On the last workday of April, I left my previous job. On the last workday of May, I was offered a new one. I’ve accepted it, and will start work next Monday, once again testing software, but at a different company than before. I’m looking forward to getting back into the work world. Our house is in a wooded neighborhood a dozen miles from the nearest town, and can feel very isolated at times. On the other hand, there are a couple of things I think I’ll miss from this past month and a half.
Above all, I’ll miss being able to stay on top of the clutter. Before, when I was working, our evening routine went something like this: come home, make dinner, give Kiddo a bath if he needed it, put him to bed, and then collapse in front of the TV. It was hard to do a lot of cleaning up right after Kiddo’s gone to bed because his bedroom is close to the kitchen and living room, so loud noises like vacuuming or clattering pots being put away would keep him from falling asleep. Even harder was putting down the remote to do the chores once we’d been sucked into TV watching for the night. While at home these past weeks I’ve done what I could to get the house to a cleaner “base level” in the hopes it would make daily tidying less of a burden, but I don’t know how long we’ll be able to maintain it.
I’ll also miss having time to cook interesting dinners. We pick Kiddo up from daycare around 6:15 p.m. and our drive home from there usually takes half an hour or more. This means anything beyond quick-prep dinners pushed dinnertime (and consequently, bedtime) even later. It didn’t help that we often didn’t decide on that night’s dinner until right before leaving work. Whoever wasn’t on pickup duty was in charge of arranging for dinner, whether that meant shopping or just hitting the local Panera. But that also meant a delay in getting home and getting it started.
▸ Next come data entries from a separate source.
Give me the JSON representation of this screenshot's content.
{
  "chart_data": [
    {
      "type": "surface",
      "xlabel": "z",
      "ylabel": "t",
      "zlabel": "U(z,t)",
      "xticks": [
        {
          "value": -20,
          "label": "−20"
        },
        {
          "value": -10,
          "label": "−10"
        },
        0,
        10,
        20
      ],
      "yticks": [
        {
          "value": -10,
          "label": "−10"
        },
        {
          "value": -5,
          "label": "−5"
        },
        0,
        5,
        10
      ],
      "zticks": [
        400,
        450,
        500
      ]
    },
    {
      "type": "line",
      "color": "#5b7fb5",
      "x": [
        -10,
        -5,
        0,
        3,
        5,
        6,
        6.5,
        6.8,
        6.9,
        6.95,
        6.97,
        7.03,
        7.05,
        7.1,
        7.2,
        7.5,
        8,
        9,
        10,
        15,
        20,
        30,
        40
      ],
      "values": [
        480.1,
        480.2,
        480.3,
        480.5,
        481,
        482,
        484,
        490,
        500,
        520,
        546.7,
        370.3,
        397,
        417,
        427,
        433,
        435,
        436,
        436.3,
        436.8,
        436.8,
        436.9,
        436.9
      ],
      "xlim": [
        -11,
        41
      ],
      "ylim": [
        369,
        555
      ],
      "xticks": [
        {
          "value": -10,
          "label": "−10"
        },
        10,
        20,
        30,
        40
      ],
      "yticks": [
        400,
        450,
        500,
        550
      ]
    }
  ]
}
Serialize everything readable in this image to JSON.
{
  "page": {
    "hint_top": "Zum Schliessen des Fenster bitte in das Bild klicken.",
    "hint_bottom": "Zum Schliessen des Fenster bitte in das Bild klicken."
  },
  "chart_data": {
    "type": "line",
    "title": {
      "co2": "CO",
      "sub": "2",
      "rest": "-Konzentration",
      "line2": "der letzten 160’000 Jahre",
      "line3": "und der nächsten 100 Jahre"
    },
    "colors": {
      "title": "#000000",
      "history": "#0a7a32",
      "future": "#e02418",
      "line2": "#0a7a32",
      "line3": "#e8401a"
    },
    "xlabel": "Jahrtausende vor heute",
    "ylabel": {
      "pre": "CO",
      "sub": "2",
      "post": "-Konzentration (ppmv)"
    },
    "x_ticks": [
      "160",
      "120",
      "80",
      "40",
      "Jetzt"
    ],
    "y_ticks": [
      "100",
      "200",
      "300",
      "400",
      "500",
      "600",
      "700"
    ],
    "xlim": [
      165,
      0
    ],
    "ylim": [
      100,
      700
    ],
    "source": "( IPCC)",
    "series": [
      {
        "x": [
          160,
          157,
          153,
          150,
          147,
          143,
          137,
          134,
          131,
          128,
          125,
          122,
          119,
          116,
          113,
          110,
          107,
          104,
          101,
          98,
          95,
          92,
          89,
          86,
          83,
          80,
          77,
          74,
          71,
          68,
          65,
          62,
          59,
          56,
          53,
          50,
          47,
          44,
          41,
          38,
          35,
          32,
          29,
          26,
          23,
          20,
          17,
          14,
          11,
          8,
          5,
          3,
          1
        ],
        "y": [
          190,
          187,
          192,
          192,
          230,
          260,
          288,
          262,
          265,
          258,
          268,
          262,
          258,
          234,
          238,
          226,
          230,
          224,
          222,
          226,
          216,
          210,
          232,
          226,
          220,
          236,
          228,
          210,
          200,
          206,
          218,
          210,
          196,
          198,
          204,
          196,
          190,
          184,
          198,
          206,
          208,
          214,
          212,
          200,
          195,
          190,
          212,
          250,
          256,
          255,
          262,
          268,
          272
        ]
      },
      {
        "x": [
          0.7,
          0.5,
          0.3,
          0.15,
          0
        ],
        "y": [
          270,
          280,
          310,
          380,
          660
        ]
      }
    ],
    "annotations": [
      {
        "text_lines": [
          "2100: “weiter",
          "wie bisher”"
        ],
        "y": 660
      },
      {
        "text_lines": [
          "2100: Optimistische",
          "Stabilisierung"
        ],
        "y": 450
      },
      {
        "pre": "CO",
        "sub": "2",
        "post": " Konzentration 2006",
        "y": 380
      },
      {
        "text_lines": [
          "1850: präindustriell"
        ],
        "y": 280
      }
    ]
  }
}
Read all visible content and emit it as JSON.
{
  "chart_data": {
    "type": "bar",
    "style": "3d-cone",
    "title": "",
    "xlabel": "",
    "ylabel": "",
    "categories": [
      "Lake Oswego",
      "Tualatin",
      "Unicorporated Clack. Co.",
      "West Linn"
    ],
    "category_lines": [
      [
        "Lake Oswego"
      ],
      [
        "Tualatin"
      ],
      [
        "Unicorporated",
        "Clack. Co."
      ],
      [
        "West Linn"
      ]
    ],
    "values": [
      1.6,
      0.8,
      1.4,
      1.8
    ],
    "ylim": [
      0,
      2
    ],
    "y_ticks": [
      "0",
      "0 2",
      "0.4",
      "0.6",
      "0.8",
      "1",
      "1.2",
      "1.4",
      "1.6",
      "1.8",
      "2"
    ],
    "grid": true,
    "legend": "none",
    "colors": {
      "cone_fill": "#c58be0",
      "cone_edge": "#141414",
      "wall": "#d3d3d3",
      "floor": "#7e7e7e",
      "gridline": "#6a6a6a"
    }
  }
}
I’m a little bummed that I didn’t get to all the projects I wanted to do. I’ve found that I’m something of a structured procrastinator, so I have gotten a fair amount of other work done, but the basement is still a mess, the recipes never got organized, the software project I’d meant to work on with a friend hasn’t gotten further than the design stage. Writing a non-prioritized weekly to-do list helped a lot; the weekly deadline let me push things back a day without feeling like I’d failed to get everything done, and I could rearrange things as needed–for example, I couldn’t sweep the deck very well in the pouring rain, so that had to wait for a good-weather day.
So, I’ve been thinking a bit about how to keep some of my at-home work to continue into the summer and beyond. Planning meals and shopping on the weekends might save us a little time in the evenings, and perhaps we could do some prep for the next night’s dinner after the boy has gone to bed. Chopping onions isn’t as noisy as washing dishes, after all. We might also be able to streamline our getting-out-of-the-house routine in the morning, in the hopes that leaving for work earlier means coming home earlier as well.
Could we do some of the noisy chores like vacuuming right after getting home from work? Maybe, if Kiddo were a little older. Right now he loves being underfoot while we’re cooking, which often means whoever’s not cooking is on distraction detail. In the past, I’ve asked my husband to take care of the vacuuming before he left for work (he generally went in later than we did) but that would cut into his worktime, meaning he had to either stay later at the office, or bring work home. Maybe it’s time to dust off and empty out that Roomba — or just get a quieter vacuum cleaner.
Having the weekly list in a visible place could also be helpful. I’ve found that when I have a visual reminder of what needs to be done, it’s a little easier to find the time to do small chores, and I can budget time for big ones. And it will help my husband as well, who has reminded me countless times that his psychic powers are very weak. This way we’ll be in sync about what needs to get done that week.
I don’t know about those projects, though. The obvious time to do them would be on weekends, but during the summer we rarely have a weekend free. Perhaps they’ll just have to wait until this fall, when we might have to find a new way to fill Sunday afternoons.